3.) „Wesentliche und langfristige Behinderung der vom Innenressort angeordneten Evaluierung sicherheitsbehördlicher Ermittlungsnamßnahmen." Der Adamovich-Kommission wurde die Einsichtnahme in die Kampusch-Einvernahmeprotokolle verwehrt.

4.) „Mediale Verbreitung krass wahrheitswidriger Informationen." So sei etwa im Sommer 2009 verlautet worden, die Polizei habe in mehreren Monaten „nur eine einzige Einvernahme" durchgeführt. Tatsächlich, so Rzeszut, seien aber vom 4. Februar bis 14. Juli 2009 insgesamt sechs Zwischenberichte an die Anklagebehörden erstattet worden. Diesen Berichten lagen 102 Befragungen und zwei Zeugeneinvernahmen zugrunde.

5.) „Sachlich nicht vertretbare Druckausübung" auf Soko-Leiter Franz Kröll.
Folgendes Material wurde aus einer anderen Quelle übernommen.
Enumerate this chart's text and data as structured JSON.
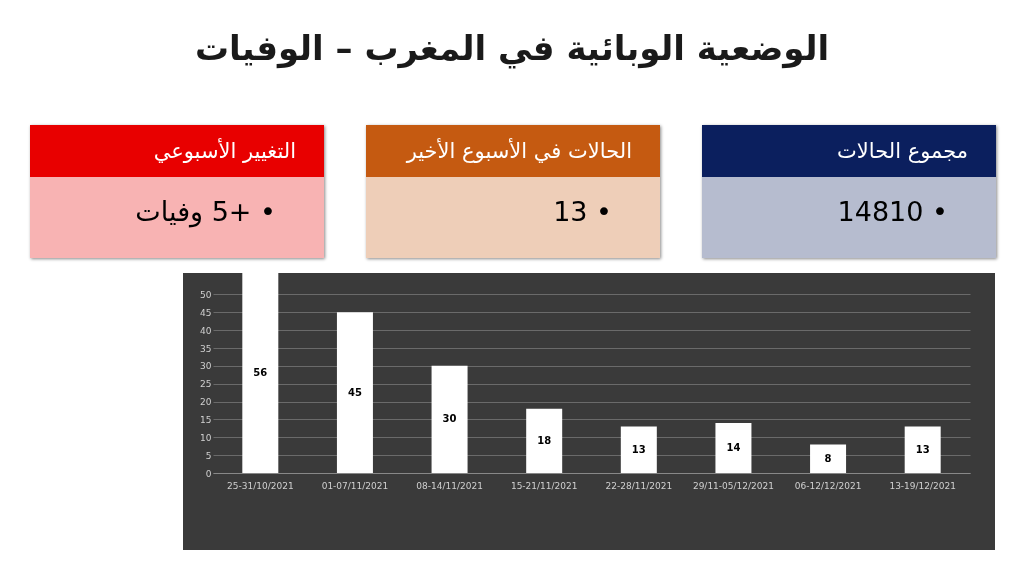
{
  "chart_data": [
    {
      "type": "other",
      "title": "الوضعية الوبائية في المغرب – الوفيات",
      "categories": [
        "مجموع الحالات",
        "الحالات في الأسبوع الأخير",
        "التغيير الأسبوعي"
      ],
      "annotations": [
        "• 14810",
        "• 13",
        "• +5 وفيات"
      ],
      "colors": [
        "#0b1f5e",
        "#c55a11",
        "#e80000"
      ]
    },
    {
      "type": "bar",
      "categories": [
        "25-31/10/2021",
        "01-07/11/2021",
        "08-14/11/2021",
        "15-21/11/2021",
        "22-28/11/2021",
        "29/11-05/12/2021",
        "06-12/12/2021",
        "13-19/12/2021"
      ],
      "values": [
        56,
        45,
        30,
        18,
        13,
        14,
        8,
        13
      ],
      "color": "#ffffff",
      "ylim": [
        0,
        56
      ],
      "yticks": [
        0,
        5,
        10,
        15,
        20,
        25,
        30,
        35,
        40,
        45,
        50
      ],
      "grid": "y",
      "data_labels": true
    }
  ]
}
Dieser habe sich beklagt, dass ihm „unmissverständlich nahe gelegt" worden sei, den Akt endlich zu schließen.

Neuer Anlauf für Kampusch-Ermittlungen?

Der Leiter der Oberstaatsanwaltschaft Wien, Werner Pleischl, der sich nun in der Rolle eines Verdächtigen wiederfindet, erklärt im Gespräch mit der „Presse": „Nach meinen Informationen hat Rzeszut gar keinen strafrechtlich relevanten Verdacht geäußert." Dafür, dass nun aber ein Ermittlungsverfahren wegen des Verdachts des Amtsmissbrauchs gegen ihn und andere Berufskollegen laufe, habe er dennoch „Verständnis". „Ich verstehe, dass man sehr genau sein will und eine dritte Staatsanwaltschaft einschaltet." Zur Erklärung: Schon in die Erhebungen zum Entführungsfall selbst waren zwei Anklagebehörden, Wien und Graz, involviert.
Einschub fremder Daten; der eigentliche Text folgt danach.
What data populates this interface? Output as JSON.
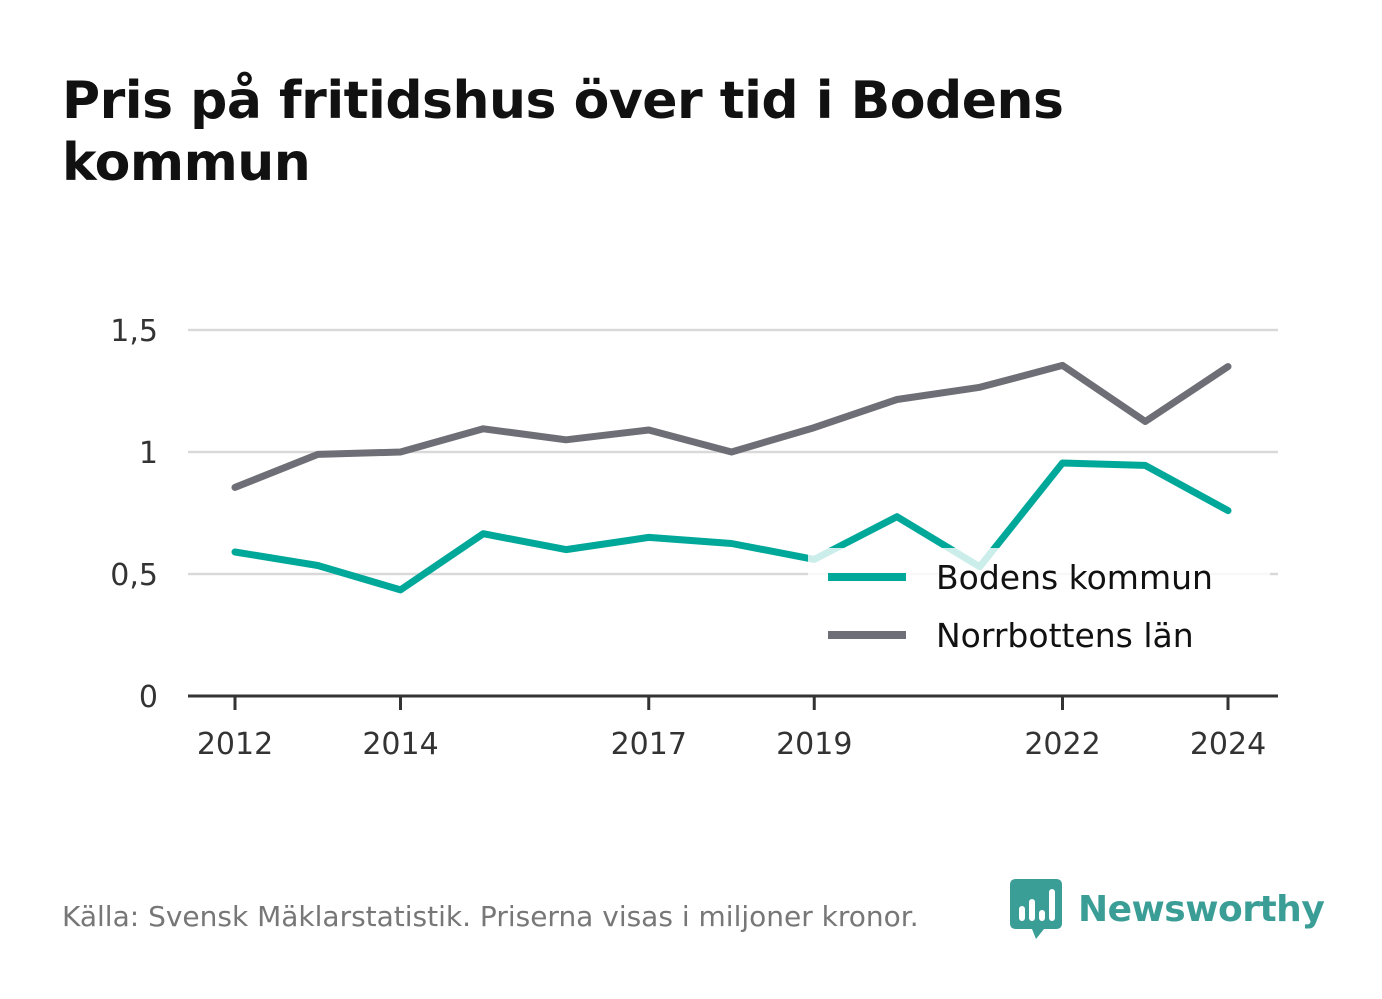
{
  "title": "Pris på fritidshus över tid i Bodens kommun",
  "source": "Källa: Svensk Mäklarstatistik. Priserna visas i miljoner kronor.",
  "brand": {
    "name": "Newsworthy",
    "icon": "bar-chart-speech-bubble-icon",
    "color": "#3a9e96"
  },
  "chart_data": {
    "type": "line",
    "title": "Pris på fritidshus över tid i Bodens kommun",
    "xlabel": "",
    "ylabel": "",
    "x": [
      2012,
      2013,
      2014,
      2015,
      2016,
      2017,
      2018,
      2019,
      2020,
      2021,
      2022,
      2023,
      2024
    ],
    "x_ticks": [
      "2012",
      "2014",
      "2017",
      "2019",
      "2022",
      "2024"
    ],
    "y_ticks": [
      "0",
      "0,5",
      "1",
      "1,5"
    ],
    "ylim": [
      0,
      1.5
    ],
    "grid": true,
    "legend_position": "right",
    "series": [
      {
        "name": "Bodens kommun",
        "color": "#00a89a",
        "values": [
          0.59,
          0.535,
          0.435,
          0.665,
          0.6,
          0.65,
          0.625,
          0.56,
          0.735,
          0.53,
          0.955,
          0.945,
          0.76
        ]
      },
      {
        "name": "Norrbottens län",
        "color": "#6e6e76",
        "values": [
          0.855,
          0.99,
          1.0,
          1.095,
          1.05,
          1.09,
          1.0,
          1.1,
          1.215,
          1.265,
          1.355,
          1.125,
          1.35
        ]
      }
    ]
  }
}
Er habe auch nichts zu verbergen, so Pleischl. Stimme das Justizministerium zu, so sei er sofort bereit, etwa die beiden umfangreichen Berichte, die er in Sachen Kampusch an Justizministerin Claudia Bandion-Ortner übermittelt hatte, zu veröffentlichen.
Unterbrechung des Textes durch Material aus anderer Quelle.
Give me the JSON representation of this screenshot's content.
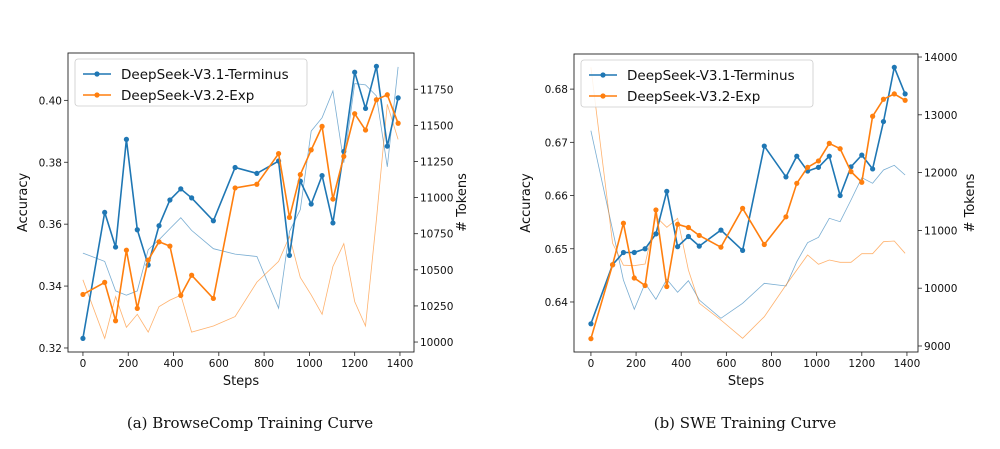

Spannend wird auch die Frage, ob die bereits ad acta gelegten Kampusch-Ermittlungen noch einmal aufgenommen werden - etwa noch einmal in Richtung Mehrtäter-These. Klar ist: Wenn Innsbruck der Ansicht ist, dass noch Fragen offen sind, ist eine Wiederaufnahme möglich. Laut Strafprozessordnung könnte - bei bedeutsamen Straftaten - auch ein unabhängiger Ermittlungsrichter (und nicht ein weisungsgebundener Ankläger) mit dem Fall betraut werden. Wenn etwa die Zeugin, die (zumindest nach mehrfachen ursprünglichen eigenen Angaben) von zwei Männern in dem Entführungs-Fahrzeug gesprochen hatte, erstmals von einem Richter einvernommen würde - und wieder ihre früheren Angaben bestätigen würde, müsste wohl das Paket „Kampusch-Ermittlungen" noch einmal aufgeschnürt werden.